Full article: The New Atlantis
This is the best and most thorough “as is” assessment of the state of science today. It takes an historical approach and reviews how we got here.
Daniel Sarewitz is a professor of science and society at Arizona State University’s School for the Future of Innovation and Society, and the co-director of the university’s Consortium for Science, Policy, and Outcomes. He is also the co-editor of Issues in Science and Technology and a regular columnist for the journal Nature.

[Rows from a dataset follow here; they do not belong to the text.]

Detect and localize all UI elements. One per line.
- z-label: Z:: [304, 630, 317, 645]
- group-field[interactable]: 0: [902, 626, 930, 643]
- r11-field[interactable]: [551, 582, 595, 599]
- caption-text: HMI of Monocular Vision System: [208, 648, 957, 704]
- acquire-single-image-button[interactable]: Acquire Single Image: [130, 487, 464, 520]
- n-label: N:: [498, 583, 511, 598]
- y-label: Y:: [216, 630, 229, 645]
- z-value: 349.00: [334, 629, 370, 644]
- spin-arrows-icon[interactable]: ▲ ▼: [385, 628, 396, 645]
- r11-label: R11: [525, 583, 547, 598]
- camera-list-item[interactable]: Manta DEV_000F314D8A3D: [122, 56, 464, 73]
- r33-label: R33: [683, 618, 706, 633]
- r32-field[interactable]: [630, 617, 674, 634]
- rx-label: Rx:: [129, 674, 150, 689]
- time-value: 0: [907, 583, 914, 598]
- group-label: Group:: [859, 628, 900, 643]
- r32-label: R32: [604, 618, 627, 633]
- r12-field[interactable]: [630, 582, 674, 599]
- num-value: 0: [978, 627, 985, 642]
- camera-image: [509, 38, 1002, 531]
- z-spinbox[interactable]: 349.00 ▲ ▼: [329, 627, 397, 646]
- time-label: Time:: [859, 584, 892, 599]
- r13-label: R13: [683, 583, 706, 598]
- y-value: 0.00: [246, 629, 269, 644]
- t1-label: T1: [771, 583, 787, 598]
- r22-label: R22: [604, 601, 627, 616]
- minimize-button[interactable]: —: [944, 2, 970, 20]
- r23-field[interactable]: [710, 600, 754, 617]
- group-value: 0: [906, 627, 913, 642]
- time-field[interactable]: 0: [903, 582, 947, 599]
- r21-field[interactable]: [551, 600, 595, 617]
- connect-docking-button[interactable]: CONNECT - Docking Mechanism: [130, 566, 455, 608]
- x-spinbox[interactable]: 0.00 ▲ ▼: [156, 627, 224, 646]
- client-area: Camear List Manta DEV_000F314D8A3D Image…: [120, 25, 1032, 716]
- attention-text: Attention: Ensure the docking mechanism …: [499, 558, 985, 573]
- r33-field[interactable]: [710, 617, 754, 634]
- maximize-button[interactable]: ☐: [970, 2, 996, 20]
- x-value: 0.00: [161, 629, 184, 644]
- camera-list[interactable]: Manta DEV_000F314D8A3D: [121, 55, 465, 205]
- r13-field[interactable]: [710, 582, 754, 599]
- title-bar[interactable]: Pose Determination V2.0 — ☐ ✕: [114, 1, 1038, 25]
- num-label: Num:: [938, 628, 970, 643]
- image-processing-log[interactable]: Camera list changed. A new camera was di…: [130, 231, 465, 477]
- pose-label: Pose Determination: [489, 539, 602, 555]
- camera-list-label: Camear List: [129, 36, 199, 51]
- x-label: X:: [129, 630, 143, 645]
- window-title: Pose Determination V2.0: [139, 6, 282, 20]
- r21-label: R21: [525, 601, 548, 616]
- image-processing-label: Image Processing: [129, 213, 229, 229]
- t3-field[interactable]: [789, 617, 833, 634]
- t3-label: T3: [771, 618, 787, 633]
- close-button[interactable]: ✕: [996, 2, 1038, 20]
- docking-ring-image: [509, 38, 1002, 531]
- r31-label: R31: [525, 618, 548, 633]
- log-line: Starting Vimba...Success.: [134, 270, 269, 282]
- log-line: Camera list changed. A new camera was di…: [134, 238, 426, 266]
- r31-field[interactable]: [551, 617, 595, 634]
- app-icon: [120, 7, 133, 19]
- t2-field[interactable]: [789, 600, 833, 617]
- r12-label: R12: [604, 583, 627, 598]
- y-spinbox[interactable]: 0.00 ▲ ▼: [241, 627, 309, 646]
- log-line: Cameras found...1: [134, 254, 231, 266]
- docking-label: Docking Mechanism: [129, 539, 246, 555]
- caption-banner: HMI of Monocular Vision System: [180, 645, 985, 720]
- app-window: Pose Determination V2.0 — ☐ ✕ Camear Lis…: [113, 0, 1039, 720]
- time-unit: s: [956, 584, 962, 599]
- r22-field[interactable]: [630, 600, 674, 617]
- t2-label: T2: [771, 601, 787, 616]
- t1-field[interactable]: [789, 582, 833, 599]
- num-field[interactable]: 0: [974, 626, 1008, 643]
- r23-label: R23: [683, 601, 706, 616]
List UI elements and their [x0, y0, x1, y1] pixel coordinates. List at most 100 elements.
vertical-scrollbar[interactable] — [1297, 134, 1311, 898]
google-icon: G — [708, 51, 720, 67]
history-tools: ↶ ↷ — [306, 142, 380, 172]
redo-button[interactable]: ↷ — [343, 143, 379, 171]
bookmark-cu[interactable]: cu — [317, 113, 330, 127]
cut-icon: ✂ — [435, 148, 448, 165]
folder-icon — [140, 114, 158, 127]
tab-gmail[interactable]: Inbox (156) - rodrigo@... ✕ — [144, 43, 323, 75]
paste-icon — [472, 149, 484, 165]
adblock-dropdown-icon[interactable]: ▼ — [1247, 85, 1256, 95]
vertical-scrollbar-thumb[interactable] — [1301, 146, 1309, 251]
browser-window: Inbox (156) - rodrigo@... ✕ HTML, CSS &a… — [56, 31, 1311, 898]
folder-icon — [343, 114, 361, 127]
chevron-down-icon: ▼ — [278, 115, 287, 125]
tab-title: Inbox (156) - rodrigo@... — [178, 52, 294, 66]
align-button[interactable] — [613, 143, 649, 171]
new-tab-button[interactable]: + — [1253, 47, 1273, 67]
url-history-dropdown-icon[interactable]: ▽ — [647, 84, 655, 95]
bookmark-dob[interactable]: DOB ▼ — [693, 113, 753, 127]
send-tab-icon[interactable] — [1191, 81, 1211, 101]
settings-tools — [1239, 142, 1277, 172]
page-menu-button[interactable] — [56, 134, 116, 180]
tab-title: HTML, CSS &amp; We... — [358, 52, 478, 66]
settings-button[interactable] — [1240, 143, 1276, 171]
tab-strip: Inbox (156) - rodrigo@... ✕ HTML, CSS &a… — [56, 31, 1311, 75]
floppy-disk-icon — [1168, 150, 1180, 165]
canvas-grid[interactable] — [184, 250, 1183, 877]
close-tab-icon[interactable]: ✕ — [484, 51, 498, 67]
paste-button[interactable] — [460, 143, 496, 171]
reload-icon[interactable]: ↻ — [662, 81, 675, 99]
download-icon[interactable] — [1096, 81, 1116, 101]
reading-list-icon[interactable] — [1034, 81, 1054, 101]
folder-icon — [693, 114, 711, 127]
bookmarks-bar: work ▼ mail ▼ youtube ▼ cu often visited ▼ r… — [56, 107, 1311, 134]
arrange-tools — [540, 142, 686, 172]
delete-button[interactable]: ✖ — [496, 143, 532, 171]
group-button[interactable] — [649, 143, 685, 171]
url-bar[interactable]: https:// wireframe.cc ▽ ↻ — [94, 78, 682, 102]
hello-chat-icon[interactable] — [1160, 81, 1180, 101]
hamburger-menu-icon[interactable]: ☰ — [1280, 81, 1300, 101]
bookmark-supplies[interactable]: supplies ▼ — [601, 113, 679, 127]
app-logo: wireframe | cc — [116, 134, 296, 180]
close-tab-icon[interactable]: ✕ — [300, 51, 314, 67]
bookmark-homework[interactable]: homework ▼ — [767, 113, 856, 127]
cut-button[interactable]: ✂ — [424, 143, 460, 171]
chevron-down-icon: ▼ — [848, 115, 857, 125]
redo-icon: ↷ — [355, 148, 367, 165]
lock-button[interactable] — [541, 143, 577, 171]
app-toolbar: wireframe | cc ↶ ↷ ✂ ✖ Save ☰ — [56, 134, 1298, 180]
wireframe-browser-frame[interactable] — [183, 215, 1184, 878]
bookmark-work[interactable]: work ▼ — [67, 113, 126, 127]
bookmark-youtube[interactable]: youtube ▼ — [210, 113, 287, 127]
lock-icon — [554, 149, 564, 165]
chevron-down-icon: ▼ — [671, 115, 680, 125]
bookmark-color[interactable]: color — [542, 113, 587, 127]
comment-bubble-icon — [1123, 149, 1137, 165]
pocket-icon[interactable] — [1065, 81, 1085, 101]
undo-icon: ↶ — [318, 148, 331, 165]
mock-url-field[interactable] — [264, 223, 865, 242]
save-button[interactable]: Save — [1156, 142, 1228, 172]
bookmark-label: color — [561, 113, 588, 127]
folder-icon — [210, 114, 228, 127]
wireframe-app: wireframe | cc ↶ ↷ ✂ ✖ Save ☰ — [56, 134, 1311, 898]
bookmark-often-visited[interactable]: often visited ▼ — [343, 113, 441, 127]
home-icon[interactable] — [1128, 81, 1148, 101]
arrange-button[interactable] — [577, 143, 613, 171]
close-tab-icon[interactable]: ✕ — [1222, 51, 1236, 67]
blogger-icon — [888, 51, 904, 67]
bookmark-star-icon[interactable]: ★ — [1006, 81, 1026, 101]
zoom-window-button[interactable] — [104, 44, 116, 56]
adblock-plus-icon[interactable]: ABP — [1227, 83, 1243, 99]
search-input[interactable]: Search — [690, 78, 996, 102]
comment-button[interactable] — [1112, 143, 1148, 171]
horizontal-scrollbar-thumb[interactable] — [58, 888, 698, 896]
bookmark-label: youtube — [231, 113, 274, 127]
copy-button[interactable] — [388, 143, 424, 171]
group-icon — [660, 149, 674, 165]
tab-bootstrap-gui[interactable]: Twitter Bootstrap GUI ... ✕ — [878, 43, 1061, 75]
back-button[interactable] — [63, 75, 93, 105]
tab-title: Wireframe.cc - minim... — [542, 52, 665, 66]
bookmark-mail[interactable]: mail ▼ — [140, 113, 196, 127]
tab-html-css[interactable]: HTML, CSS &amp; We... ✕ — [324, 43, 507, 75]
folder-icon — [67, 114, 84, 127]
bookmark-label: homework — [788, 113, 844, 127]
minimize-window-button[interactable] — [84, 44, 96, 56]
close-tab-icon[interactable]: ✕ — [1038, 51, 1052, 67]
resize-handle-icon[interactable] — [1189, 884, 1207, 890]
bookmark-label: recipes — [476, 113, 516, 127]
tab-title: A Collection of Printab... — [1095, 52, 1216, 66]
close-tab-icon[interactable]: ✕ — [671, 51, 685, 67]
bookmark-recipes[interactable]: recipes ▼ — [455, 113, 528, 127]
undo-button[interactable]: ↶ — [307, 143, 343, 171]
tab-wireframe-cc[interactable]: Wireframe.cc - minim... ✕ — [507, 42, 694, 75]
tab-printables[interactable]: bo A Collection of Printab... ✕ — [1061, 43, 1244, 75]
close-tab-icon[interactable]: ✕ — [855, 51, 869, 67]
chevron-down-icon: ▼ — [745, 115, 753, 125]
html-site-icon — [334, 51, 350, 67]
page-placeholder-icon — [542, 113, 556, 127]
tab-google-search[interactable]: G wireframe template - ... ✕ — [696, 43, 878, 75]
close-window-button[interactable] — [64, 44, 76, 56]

Science, pride of modernity, our one source of objective knowledge, is in deep trouble. Stoked by fifty years of growing public investments, scientists are more productive than ever, pouring out millions of articles in thousands of journals covering an ever-expanding array of fields and phenomena. But much of this supposed knowledge is turning out to be contestable, unreliable, unusable, or flat-out wrong. From metastatic cancer to climate change to growth economics to dietary standards, science that is supposed to yield clarity and solutions is in many instances leading instead to contradiction, controversy, and confusion. Along the way it is also undermining the four-hundred-year-old idea that wise human action can be built on a foundation of independently verifiable truths. Science is trapped in a self-destructive vortex; to escape, it will have to abdicate its protected political status and embrace both its limits and its accountability to the rest of society.